National Review (Robert Rector) in 1999: * These facts are gleaned from the government's own surveys of the living conditions of the poor... Forty-one percent of the poor actually own their own homes, typically a three-bedroom house with one-and-one-half baths... About 70 percent of poor households own a car or truck, and more than a quarter own two or more cars. Two-thirds of the poor have Air Conditioning, and a similar number have microwaves. Nearly half of all poor households own two or more color television (TV) sets. Almost three-quarters of the poor now have VCR-s.*
David Henderson in Red Herring - The third reason the line between those getting richer and poorer becomes blurred is the incredible Income Mobility that the United States enjoys. Today, people in the lowest-fifth income bracket are likely to be in a higher one in a few years. Imagine you could take a picture of everyone in the lowest quintile; nine years later, you take another picture of that quintile. How many people would be in both? Surprisingly few.
- the APA said families with a female head of household had a poverty rate of 29.9% in 1998 and comprised the majority of poor families (U.S. Census Bureau, 1999)
The official poverty measure is of little help to policymakers and researchers who seek to understand poverty, to track policy effects on poverty, and to develop policies to alleviate it, argues Robert T Michael, a faculty affiliate with the Joint Center for Poverty Research and Dean of the Harris Graduate School of Public Policy Studies at the University of Chicago.

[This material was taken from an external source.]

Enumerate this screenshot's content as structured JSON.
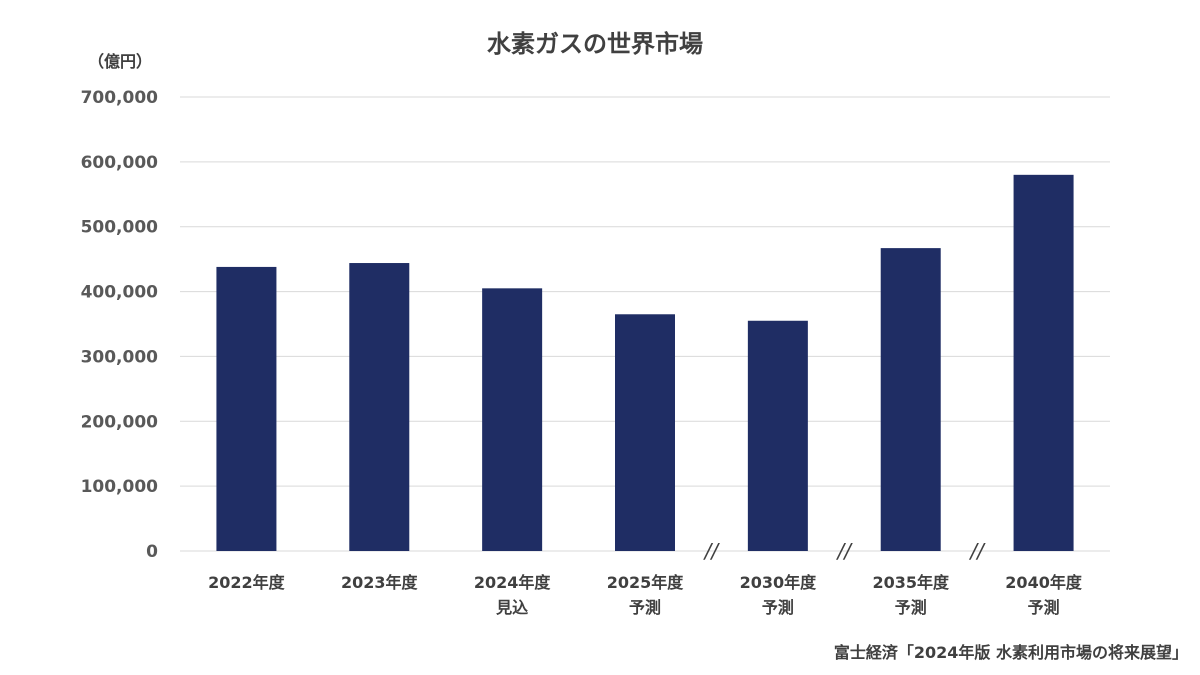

Gregg Easterbrook on One Nation Underprivileged (ISBN:0195101685 ) by Mark Robert Rank. Also, [this](http://magazine.wustl.edu/Spring02/Mark Rank.html) profile says that 58 percent of Americans will experience at least one year of poverty between the ages of 20 and 75. In addition, two-thirds of adults will receive a Means Tested welfare program, such as Food Stamps or Supplemental Security Income, by the time they reach age 65. They also found that most people encountering poverty or the use of welfare do so over fairly short intervals: typically, one or two years. Hmm, does this support the Income Mobility theory, and raise the issue of whether programs really make the difference vs just the passage of time? According to Rank's research, only 1 out of 4 welfare recipients had parents who also used welfare. Hmm, doesn't that contradict the previous point about 58% ending up on welfare for at least a while?